The gold decline that started on June 4th was
a D decline (see Chart 1A). Gold declined from a high
of $327.90 to a low of $302.50 on July 29, while the indicator
fell to a low area. The gold decline was moderate compared
to the strong rise this year. And the fact that gold held
above $300 during weakness showed great strength.
An intermediate A rise is now in process and
as long as gold stays above $315, it's strong within the A
rise. Gold essentially resisted at its 1999 high last June,
which makes it even more important to see if gold rises clearly
above this high. For a clean breakout, let's see if December
gold closes above $330.
Gold will gain bullish momentum above this level,
and it could then easily jump to $340 as the next medium-term
target before the current A rise is over. If the A rise accomplishes
this, then the major bull market will be strong and well on
its way as the steps continue to fall into place.
On a timing basis, the A rise could last until
November, which is the average time of previous A rises. It
should then have a normal downward correction, which will
provide another good buying opportunity around year end, before
the bull market again resumes its upward path to higher levels.
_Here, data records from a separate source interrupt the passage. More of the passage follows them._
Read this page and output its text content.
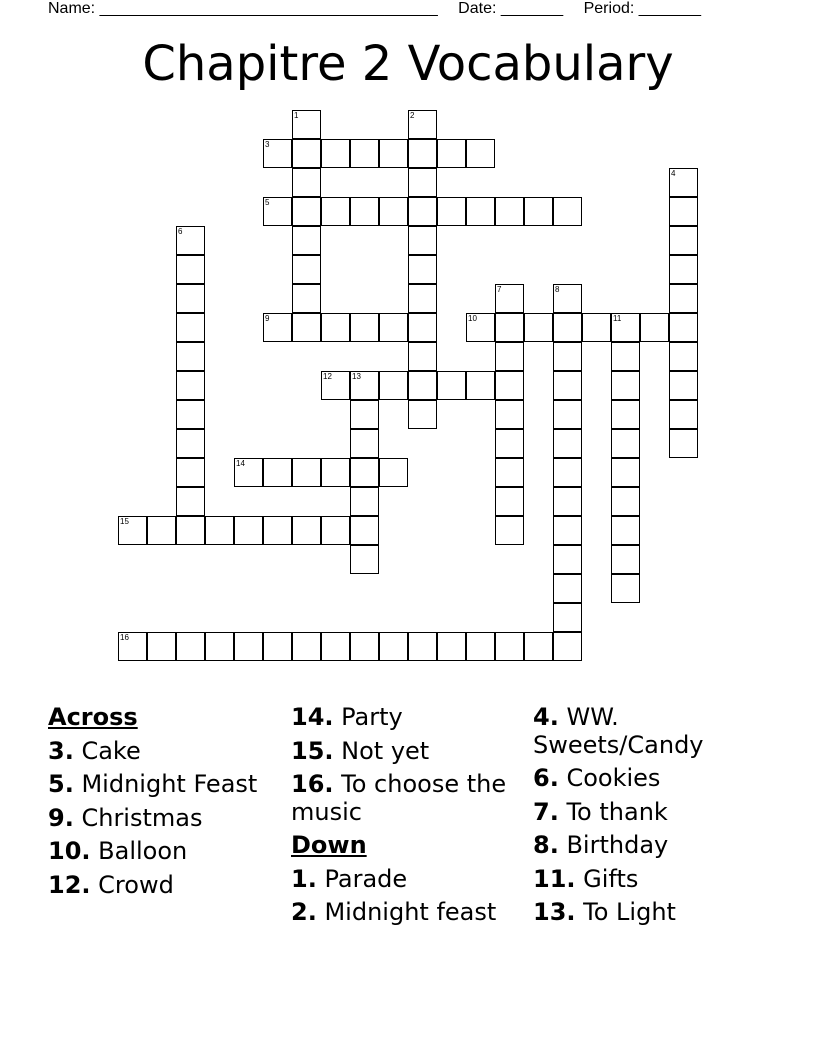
Name: ______________________________________ Date: _______ Period: _______
Chapitre 2 Vocabulary
1	2
3
4
5
6
7	8
9	10	11
12	13
14
15
16
Across
3. Cake
5. Midnight Feast
9. Christmas
10. Balloon
12. Crowd
14. Party
15. Not yet
16. To choose the music
Down
1. Parade
2. Midnight feast
4. WW. Sweets/Candy
6. Cookies
7. To thank
8. Birthday
11. Gifts
13. To Light
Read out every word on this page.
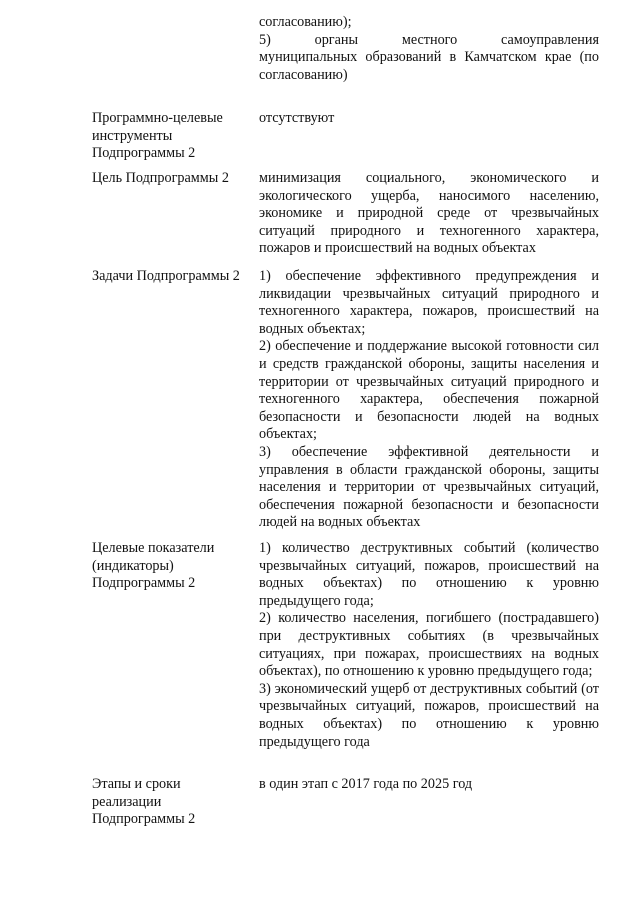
согласованию);

5)        органы        местного        самоуправления муниципальных образований в Камчатском крае (по согласованию)

Программно-целевые
инструменты
Подпрограммы 2

отсутствуют

Цель Подпрограммы 2	минимизация социального, экономического и экологического ущерба, наносимого населению, экономике и природной среде от чрезвычайных ситуаций природного и техногенного характера, пожаров и происшествий на водных объектах

Задачи Подпрограммы 2	1) обеспечение эффективного предупреждения и ликвидации чрезвычайных ситуаций природного и техногенного характера, пожаров, происшествий на водных объектах;

2) обеспечение и поддержание высокой готовности сил и средств гражданской обороны, защиты населения и территории от чрезвычайных ситуаций природного и техногенного характера, обеспечения пожарной безопасности и безопасности людей на водных объектах;

3) обеспечение эффективной деятельности и управления в области гражданской обороны, защиты населения и территории от чрезвычайных ситуаций, обеспечения пожарной безопасности и безопасности людей на водных объектах

Целевые показатели
(индикаторы)
Подпрограммы 2

1) количество деструктивных событий (количество чрезвычайных ситуаций, пожаров, происшествий на водных объектах) по отношению к уровню предыдущего года;

2) количество населения, погибшего (пострадавшего) при деструктивных событиях (в чрезвычайных ситуациях, при пожарах, происшествиях на водных объектах), по отношению к уровню предыдущего года;

3) экономический ущерб от деструктивных событий (от чрезвычайных ситуаций, пожаров, происшествий на водных объектах) по отношению к уровню предыдущего года

Этапы и сроки
реализации
Подпрограммы 2

в один этап с 2017 года по 2025 год
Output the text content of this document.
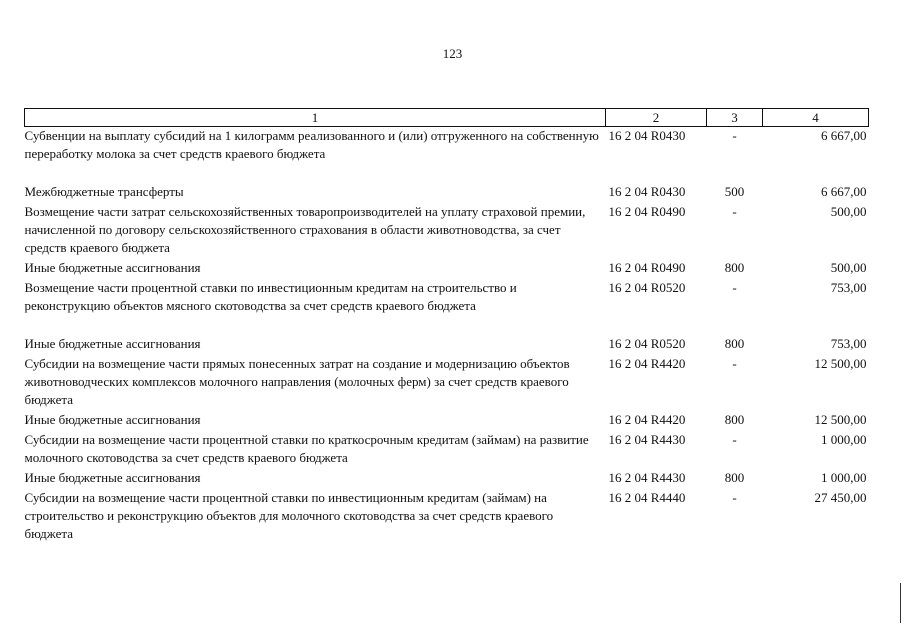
123
1	2	3	4
Субвенции на выплату субсидий на 1 килограмм реализованного и (или) отгруженного на собственную переработку молока за счет средств краевого бюджета	16 2 04 R0430	-	6 667,00
Межбюджетные трансферты	16 2 04 R0430	500	6 667,00
Возмещение части затрат сельскохозяйственных товаропроизводителей на уплату страховой премии, начисленной по договору сельскохозяйственного страхования в области животноводства, за счет средств краевого бюджета	16 2 04 R0490	-	500,00
Иные бюджетные ассигнования	16 2 04 R0490	800	500,00
Возмещение части процентной ставки по инвестиционным кредитам на строительство и реконструкцию объектов мясного скотоводства за счет средств краевого бюджета	16 2 04 R0520	-	753,00
Иные бюджетные ассигнования	16 2 04 R0520	800	753,00
Субсидии на возмещение части прямых понесенных затрат на создание и модернизацию объектов животноводческих комплексов молочного направления (молочных ферм) за счет средств краевого бюджета	16 2 04 R4420	-	12 500,00
Иные бюджетные ассигнования	16 2 04 R4420	800	12 500,00
Субсидии на возмещение части процентной ставки по краткосрочным кредитам (займам) на развитие молочного скотоводства за счет средств краевого бюджета	16 2 04 R4430	-	1 000,00
Иные бюджетные ассигнования	16 2 04 R4430	800	1 000,00
Субсидии на возмещение части процентной ставки по инвестиционным кредитам (займам) на строительство и реконструкцию объектов для молочного скотоводства за счет средств краевого бюджета	16 2 04 R4440	-	27 450,00
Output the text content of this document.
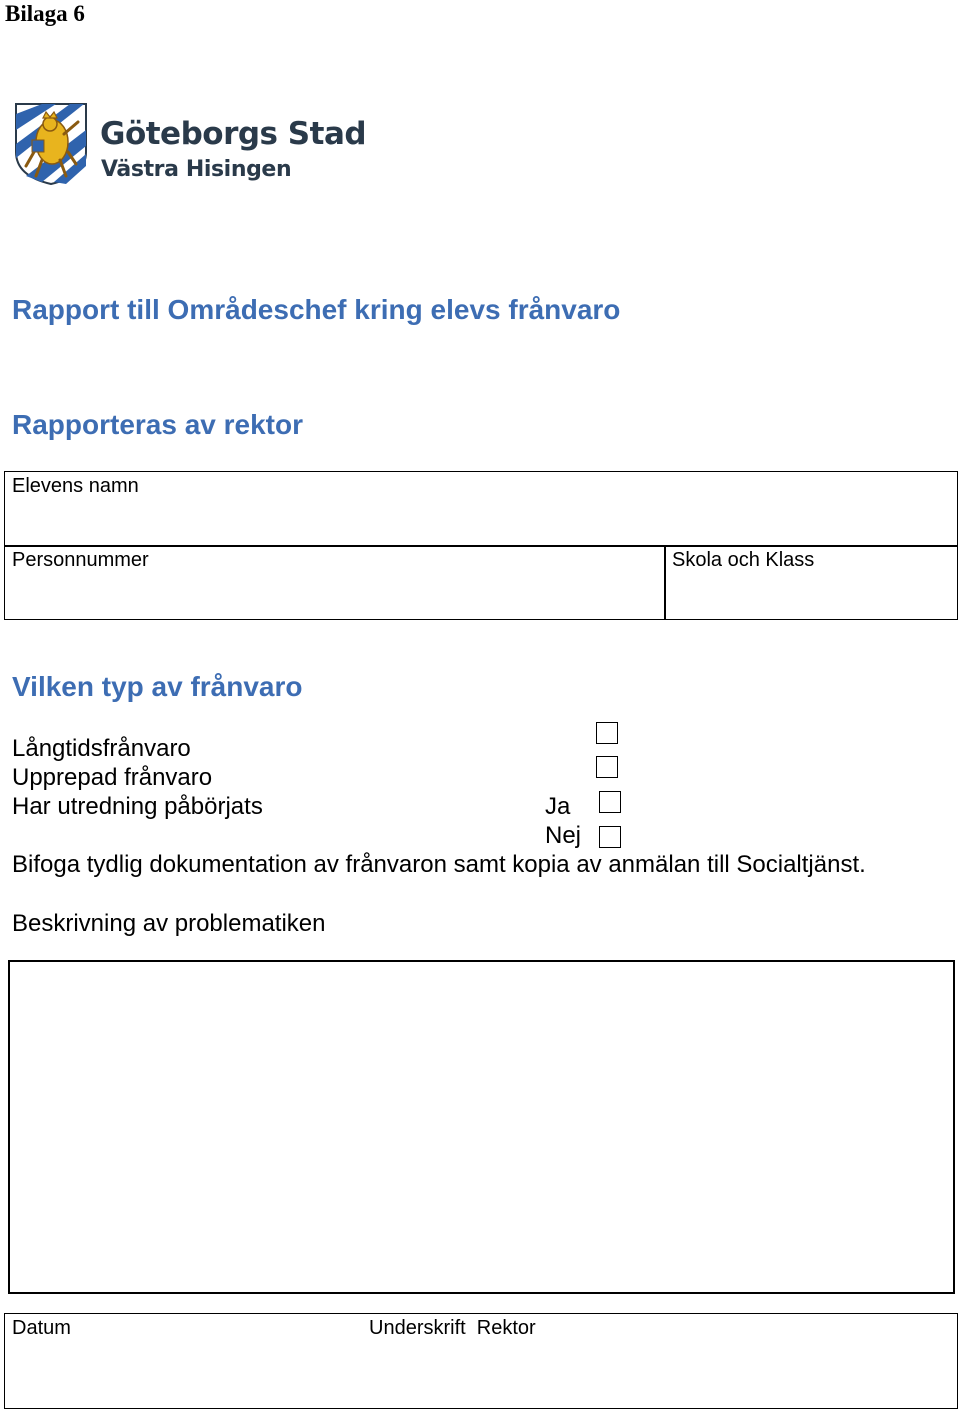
Bilaga 6
Göteborgs Stad
Västra Hisingen
Rapport till Områdeschef kring elevs frånvaro
Rapporteras av rektor
Elevens namn
Personnummer	Skola och Klass
Vilken typ av frånvaro
Långtidsfrånvaro
Upprepad frånvaro
Har utredning påbörjats	Ja
Nej
Bifoga tydlig dokumentation av frånvaron samt kopia av anmälan till Socialtjänst.
Beskrivning av problematiken
Datum	Underskrift  Rektor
GOLD SHARES: Strong renewed rise
Gold shares are more volatile than gold. They
fell much more than gold in the D decline and they're generally
rising more than gold in this renewed A rise with several
shares reaching new highs for the year.
Gold shares are a great investment to just buy
and hold for the entire ride. Some people prefer selling at
intermediate peaks and buying near the lows, which is fine
if you're prepared to stay on top of the market.
Besides our gold indicator, the XAU gold share
index and its leading indicators also serve well in telling
us when a rise is overheated and when a low area is at hand.
Chart
2A shows the XAU bouncing up from its major uptrend, while
the leading indicator is bottoming in an oversold area (see
Chart 2B). This is great action because it shows that
the renewed rise has strength and gold shares have room to
move up further in a sharp rise before they're overbought.
XAU is back above its 65-week moving average, now at 63 and
it's poised to enter the strong side of the rising channel.
In other words, gold shares are still oversold and they have
good potential during the current A gold rise.